8. All things are full of labour] RM 'all words are' too 'feeble' to set forth the case, so vast is the subject.
9. The thing] History has been repeating itself from all time, and will do so evermore.
10, 11. Is there] He calls on any one who may doubt his word to point to something which is really new. The only reason that events strike us as new is because that which has been is swept into oblivion. Previous generations have no existence for us, and we in like manner shall have no existence for those who come after us.
12-18. The writer, availing himself of his status, recounts how he had tested the various aspects of life in their aims and results, but all to no profit. Everything is perverse or defective. Great as were his acquirements, the result is nil, nay, worse than nothing.

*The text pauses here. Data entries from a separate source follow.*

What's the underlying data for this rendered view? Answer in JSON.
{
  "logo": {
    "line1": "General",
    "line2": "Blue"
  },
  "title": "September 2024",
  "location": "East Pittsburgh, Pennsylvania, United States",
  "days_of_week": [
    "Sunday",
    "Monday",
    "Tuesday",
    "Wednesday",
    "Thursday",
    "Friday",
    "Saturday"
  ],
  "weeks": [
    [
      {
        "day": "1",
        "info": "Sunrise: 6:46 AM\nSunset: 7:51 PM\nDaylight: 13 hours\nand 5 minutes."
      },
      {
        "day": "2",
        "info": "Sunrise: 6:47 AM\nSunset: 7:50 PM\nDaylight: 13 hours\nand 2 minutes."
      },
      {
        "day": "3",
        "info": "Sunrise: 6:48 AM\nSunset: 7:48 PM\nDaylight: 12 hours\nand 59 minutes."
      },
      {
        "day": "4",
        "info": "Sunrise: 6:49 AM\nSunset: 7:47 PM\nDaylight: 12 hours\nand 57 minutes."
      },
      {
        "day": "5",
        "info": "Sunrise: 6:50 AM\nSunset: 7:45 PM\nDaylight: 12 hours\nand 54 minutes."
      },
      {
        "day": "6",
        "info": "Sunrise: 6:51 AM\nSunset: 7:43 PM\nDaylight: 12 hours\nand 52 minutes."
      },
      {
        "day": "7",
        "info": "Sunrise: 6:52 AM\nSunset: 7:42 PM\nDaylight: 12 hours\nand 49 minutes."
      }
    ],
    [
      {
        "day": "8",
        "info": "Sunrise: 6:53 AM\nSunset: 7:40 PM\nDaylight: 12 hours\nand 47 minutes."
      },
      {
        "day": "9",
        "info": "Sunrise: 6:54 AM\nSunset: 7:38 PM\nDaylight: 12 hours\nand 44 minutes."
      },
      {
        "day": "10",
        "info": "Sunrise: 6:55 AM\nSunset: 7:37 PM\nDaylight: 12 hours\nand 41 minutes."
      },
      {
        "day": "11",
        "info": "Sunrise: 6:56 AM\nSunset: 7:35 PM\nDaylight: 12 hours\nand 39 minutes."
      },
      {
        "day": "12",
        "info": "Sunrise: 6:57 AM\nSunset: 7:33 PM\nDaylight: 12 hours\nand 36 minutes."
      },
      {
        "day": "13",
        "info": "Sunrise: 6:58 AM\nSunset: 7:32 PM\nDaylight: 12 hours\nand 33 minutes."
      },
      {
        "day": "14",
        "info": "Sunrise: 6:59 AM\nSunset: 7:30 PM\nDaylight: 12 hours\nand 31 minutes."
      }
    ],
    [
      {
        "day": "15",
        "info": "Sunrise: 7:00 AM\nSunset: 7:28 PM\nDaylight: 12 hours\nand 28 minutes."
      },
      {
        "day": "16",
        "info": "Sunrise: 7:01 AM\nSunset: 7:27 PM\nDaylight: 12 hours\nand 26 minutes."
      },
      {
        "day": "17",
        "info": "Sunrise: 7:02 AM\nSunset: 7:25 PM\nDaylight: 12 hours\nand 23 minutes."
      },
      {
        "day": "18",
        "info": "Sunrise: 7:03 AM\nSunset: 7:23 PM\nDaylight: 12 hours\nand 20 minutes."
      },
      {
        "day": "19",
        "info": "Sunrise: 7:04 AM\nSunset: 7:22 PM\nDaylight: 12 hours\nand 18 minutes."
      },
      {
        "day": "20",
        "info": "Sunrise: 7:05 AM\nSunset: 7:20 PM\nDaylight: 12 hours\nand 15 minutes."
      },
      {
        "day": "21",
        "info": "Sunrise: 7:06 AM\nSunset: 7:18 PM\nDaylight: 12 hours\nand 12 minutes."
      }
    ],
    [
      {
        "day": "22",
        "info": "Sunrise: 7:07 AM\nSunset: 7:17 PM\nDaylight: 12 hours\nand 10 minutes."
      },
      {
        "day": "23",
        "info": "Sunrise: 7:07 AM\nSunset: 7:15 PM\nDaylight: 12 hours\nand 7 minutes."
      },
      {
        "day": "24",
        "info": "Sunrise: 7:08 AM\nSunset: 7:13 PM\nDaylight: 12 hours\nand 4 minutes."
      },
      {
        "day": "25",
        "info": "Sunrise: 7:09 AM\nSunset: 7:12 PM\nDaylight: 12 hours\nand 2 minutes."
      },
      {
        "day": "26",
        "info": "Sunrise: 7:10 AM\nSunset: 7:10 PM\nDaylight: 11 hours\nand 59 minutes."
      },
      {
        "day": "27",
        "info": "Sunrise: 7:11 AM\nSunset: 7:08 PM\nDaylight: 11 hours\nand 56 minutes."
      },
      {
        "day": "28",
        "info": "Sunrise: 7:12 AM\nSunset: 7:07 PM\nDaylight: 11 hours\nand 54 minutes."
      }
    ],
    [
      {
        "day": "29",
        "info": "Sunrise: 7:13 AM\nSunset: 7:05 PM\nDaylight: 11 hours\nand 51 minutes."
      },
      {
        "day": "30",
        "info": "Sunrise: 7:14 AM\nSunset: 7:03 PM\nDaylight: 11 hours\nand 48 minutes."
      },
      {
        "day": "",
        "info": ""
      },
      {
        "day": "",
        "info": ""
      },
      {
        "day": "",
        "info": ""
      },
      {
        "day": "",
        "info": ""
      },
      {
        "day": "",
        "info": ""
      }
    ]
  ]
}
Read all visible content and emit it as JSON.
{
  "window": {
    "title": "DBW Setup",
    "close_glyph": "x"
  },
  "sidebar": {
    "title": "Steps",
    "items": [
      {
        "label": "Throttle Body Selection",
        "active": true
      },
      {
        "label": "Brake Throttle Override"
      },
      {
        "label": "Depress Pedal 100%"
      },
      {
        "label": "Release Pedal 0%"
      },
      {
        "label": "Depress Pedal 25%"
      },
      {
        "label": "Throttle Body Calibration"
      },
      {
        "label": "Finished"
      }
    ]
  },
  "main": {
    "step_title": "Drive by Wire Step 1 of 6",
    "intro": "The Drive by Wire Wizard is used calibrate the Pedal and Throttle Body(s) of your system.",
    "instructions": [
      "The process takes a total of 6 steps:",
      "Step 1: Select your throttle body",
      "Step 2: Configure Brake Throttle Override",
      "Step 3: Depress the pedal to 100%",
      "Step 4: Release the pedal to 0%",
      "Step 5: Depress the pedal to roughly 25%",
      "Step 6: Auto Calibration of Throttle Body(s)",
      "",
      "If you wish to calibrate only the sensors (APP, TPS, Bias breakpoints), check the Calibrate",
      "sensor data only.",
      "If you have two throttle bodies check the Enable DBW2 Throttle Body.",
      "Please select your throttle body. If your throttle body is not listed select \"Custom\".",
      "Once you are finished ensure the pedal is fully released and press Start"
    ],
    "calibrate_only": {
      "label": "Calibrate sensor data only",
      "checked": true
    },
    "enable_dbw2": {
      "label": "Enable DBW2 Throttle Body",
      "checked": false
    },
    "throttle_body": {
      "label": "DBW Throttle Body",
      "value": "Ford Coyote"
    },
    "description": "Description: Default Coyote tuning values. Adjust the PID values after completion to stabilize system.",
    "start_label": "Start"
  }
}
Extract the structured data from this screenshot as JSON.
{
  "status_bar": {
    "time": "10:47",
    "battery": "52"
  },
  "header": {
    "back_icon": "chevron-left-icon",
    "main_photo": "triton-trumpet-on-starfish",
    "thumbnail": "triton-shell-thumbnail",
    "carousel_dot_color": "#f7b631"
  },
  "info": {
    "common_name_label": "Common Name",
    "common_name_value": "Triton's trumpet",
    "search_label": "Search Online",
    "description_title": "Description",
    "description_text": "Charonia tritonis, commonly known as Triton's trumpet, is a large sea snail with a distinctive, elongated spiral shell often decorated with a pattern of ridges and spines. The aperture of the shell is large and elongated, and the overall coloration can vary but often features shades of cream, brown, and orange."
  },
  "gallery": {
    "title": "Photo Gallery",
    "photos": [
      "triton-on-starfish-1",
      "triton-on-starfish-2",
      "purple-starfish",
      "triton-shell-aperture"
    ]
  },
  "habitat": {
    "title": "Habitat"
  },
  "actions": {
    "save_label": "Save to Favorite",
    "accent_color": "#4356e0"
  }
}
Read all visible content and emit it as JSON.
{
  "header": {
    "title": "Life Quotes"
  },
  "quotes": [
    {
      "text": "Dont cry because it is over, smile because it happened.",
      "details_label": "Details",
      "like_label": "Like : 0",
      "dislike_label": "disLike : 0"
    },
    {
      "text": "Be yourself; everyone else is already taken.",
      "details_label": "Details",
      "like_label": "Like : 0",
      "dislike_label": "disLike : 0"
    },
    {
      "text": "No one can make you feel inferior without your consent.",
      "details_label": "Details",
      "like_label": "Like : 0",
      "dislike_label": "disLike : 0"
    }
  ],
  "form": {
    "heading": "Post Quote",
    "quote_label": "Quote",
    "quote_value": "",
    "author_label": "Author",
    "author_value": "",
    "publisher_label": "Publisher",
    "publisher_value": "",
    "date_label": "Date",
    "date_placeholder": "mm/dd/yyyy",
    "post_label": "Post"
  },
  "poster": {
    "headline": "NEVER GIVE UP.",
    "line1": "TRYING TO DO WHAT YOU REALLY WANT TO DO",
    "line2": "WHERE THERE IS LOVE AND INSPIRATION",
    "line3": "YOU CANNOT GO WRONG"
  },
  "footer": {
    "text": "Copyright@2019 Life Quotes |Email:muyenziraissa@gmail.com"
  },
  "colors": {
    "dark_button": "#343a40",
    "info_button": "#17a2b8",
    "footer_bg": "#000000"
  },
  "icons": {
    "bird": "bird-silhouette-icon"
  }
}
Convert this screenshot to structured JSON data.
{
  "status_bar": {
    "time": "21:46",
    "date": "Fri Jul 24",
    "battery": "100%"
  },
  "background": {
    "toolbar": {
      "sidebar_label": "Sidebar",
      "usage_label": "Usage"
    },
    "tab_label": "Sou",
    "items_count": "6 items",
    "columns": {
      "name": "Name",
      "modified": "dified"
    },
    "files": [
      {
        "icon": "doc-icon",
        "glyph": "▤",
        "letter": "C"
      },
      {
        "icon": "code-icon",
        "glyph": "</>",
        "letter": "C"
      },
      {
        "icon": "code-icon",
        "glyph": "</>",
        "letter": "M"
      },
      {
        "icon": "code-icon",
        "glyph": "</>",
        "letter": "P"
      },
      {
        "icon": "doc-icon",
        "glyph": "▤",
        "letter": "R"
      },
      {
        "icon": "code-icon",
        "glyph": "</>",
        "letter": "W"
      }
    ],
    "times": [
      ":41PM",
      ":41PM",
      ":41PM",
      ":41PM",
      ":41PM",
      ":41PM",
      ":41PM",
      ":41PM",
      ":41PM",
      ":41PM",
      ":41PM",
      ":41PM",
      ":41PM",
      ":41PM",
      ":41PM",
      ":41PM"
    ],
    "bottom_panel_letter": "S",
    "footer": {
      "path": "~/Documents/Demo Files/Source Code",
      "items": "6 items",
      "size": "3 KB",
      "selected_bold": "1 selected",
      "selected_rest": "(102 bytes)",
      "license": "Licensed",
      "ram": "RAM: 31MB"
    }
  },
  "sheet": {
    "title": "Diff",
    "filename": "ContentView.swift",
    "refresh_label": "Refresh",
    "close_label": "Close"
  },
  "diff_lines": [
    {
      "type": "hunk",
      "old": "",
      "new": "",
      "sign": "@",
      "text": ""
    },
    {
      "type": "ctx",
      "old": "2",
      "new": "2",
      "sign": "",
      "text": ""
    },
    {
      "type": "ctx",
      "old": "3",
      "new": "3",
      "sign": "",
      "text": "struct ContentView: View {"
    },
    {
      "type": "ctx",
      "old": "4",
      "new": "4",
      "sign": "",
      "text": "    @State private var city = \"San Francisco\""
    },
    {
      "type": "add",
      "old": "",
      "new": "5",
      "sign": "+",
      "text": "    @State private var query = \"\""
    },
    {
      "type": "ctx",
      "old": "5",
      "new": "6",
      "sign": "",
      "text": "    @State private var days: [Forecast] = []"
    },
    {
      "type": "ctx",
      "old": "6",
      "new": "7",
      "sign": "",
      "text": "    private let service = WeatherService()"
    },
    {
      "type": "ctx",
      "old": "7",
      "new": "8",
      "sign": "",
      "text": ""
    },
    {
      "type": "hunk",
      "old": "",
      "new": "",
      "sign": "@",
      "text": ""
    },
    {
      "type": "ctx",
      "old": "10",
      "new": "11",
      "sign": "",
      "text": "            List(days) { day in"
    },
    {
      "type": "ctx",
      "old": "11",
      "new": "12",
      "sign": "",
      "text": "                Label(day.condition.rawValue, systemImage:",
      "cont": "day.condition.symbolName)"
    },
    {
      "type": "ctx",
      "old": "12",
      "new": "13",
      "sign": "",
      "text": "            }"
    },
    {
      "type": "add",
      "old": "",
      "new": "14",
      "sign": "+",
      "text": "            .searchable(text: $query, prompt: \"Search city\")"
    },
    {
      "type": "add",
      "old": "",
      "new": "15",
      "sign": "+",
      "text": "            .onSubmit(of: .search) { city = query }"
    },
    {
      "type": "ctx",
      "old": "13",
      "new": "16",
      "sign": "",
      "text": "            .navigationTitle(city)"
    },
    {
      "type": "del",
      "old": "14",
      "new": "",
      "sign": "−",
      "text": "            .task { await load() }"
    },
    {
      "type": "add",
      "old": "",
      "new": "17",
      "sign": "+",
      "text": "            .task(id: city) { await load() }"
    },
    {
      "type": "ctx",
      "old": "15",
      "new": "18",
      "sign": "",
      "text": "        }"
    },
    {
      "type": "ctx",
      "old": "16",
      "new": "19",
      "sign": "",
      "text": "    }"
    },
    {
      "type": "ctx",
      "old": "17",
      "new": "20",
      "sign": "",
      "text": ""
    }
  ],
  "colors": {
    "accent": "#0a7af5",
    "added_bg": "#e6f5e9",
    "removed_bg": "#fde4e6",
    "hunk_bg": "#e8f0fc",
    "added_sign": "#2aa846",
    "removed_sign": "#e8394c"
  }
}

12. Was king] see Intro. § 2.
13. My heart] We should say my 'mind,' but the heart was considered by the Jews to be the seat of the intellectual powers as well as of the emotions. All things] the different ways that men work, and their hopes and fears in so doing; their circumstances, pains, pleasures, feelings, aims. Perhaps, he says to himself, men of various trades, modes of life, surroundings, will enlighten me, or help me to bear my burden. This sore travail, etc.] Men who are endowed with any activity of mind cannot but be interested in all human endeavour; and their researches and enquiries, unsatisfying though they be, are a part of God's order.
14. Vexation of spirit] RV 'striving after wind': cp. Hosea 12:1. The satisfaction that might have been expected from these studies is not to be attained. Air itself is not more elusive to the grasp.
15. Crooked] for the phrase here cp. Isaiah 40:4. The world is disordered, and there is no cure discoverable.
Numbered] The required numbers are lacking, which were needed to make up the sum of human action, and no amount of skill in arithmetic can supply the deficiency.
16. Great estate] RV 'Lo, I have gotten me great wisdom above all,' etc. (omitting 'am come to great estate and'). He has had exceptional advantages in gaining wisdom, and has made the most of his opportunities. Yet even so he has failed. What hope, then, can there be that others will solve the problem that remains dark to him? All they] see Intro. § 2. Wisdom and knowledge] knowledge, the possession of facts; wisdom, skill in employing them.
17. And folly] He tries whether the study of folly may perchance give him some grasp of its opposite, viz. wisdom. But this too only serves to confirm him in his general conclusion. Vexation of spirit] see on Ecclesiastes 1:14.
18. Much grief] Sir Isaac Newton spoke of himself as a child picking up a few pebbles on the shore of the wide sea of knowledge. So the more the veil is lifted, the wider is seen to be the extent of that which is still unknown. Bodily and mental exhaustion, sleepless and futile endeavour—this is the picture which concludes the writer's sketch of his quest after the highest good in the shape of wisdom.